Manufacturers don't want to sell 4-stroke race technology. They stopped making 500 unit homologation specials for WSBK b/c they were tired of the expense, and they didn't like their technology in the hands of private individuals.

MotoGP is even more technologically sensitive than WSBK. The manufacturers will not sell their direct-injection technology or pneumatic valve systems. They may not even have the ability to sell the pneumatic engines b/c the manufacturers are licensing the technology from an F1-tech-house themselves IIRC. I believe everyone except Honda went to Osamu Goto (Geotech Moto2 engine tuner) b/c he worked with the Honda F1 engine department during the 3.5L and 3.0L F1 era. Goto designed a system for motorcycles using what he learned at Honda F1. HRC developed their system in house b/c they have an F1 program so they didn't need to lease the technology from Geo Tech. Honestly, I can't remember all of the details as to who owns and leases what, but the point is, the manufacturers will not sell pneumatic technology.

Maybe the manufacturers would be willing to sell spring-valved engines, but spring engines would be uncompetitive and they would require constant rebuilds.

The only way to get the technology into the hands of the private teams is to commission customer engines from companies like Goto Technologies, Oral Engineering, or Ilmor. Even then the companies would likely decline to sell no matter how much Dorna or private teams paid them. WSS teams don't even sell their engines, yet WSS is all stock internals! They still don't want other teams to see how the engine prep work (mainly cylinderhead modifications) is performed.

Everything the manufacturers are willing to sell is available on stock 1000s, imo.

This just gets more depressing, and more obvious why the MSMA likes the engine limit - engines are sealed, you can't even take off the valve cover to see what's inside.
I recall JB lamenting how there was not really any work to do on the 4-strokes, mechanics who used to have the heads and barrels off every other session were bored. These days it's all just laptop twiddling, look at Tech3 - complained loud enough and they got an 'upgrade', but it was all just software. The satelite bikes only go as fast as the manufacturer allows.

Anyhow, off topic. Good for Karel, half his luck. Hope he does well, though I agree his results thus far would not indicate it's likely.

As I mentioned earlier, MotoGP (or rather 500cc) has always been open to the guy with more money than talent and aside from the factories, money has always dictated who was on the bikes.

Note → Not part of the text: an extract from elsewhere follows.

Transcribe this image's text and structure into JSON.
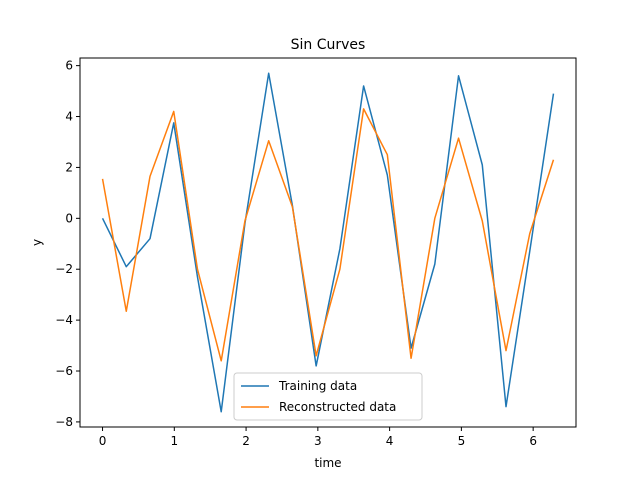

Only recently has there been more talent than bikes available.

MotoTheory.com - MotoGP Data & Statistics

Best of luck!

At least he's not buying an other's bike mid season. Like Gabor on the the honda last year.

The talk of Suzuki stepping up with more bikes doesn't make sense. At least not until the factory bikes show a little more potential.

for the first time ever i have a headache from reading these post's...sorry guys let the guy ride! You are all jealous and if your pop had the cash to fund you're racing career you would be there in a second, backmarker or not!

Looking at his team page it lists Jana Komrsková as the team coordinator. The picture is really tiny so I can't quite tell, but is that the same Jana Komrsková that is the Czech gymnast? I guess some guys can't catch a break.

ok, the computer world - especially the networked one - has ALWAYS had HACKERS & CRACKERS - most of us get our torrents & software by the good graces of these ppl (no-one on here of course :) ) so, how is it that it seems no team has employed software 'reverse-engineers' to hack/crack the factory software upgrades?

hell, if i was a team boss i would certainly try to find someone to 'crack' the numbers i could use to release engine performance, etc...

anyone?! :)

A good point, and smart thinking, but I think the factories are already way ahead of you on this. When you lease a satellite bike, the bike comes with a factory engineer, who is in charge of handling the software. He is the only person - as far as I know, but I'll check - allowed to adjust the mappings and software settings.

If the satellite teams were just given a bike and told to get on with it, then the first thing any team manager would do is get someone on cracking the software. However, they are given a guardian to go along with the bike, which puts the dampers on any such notion.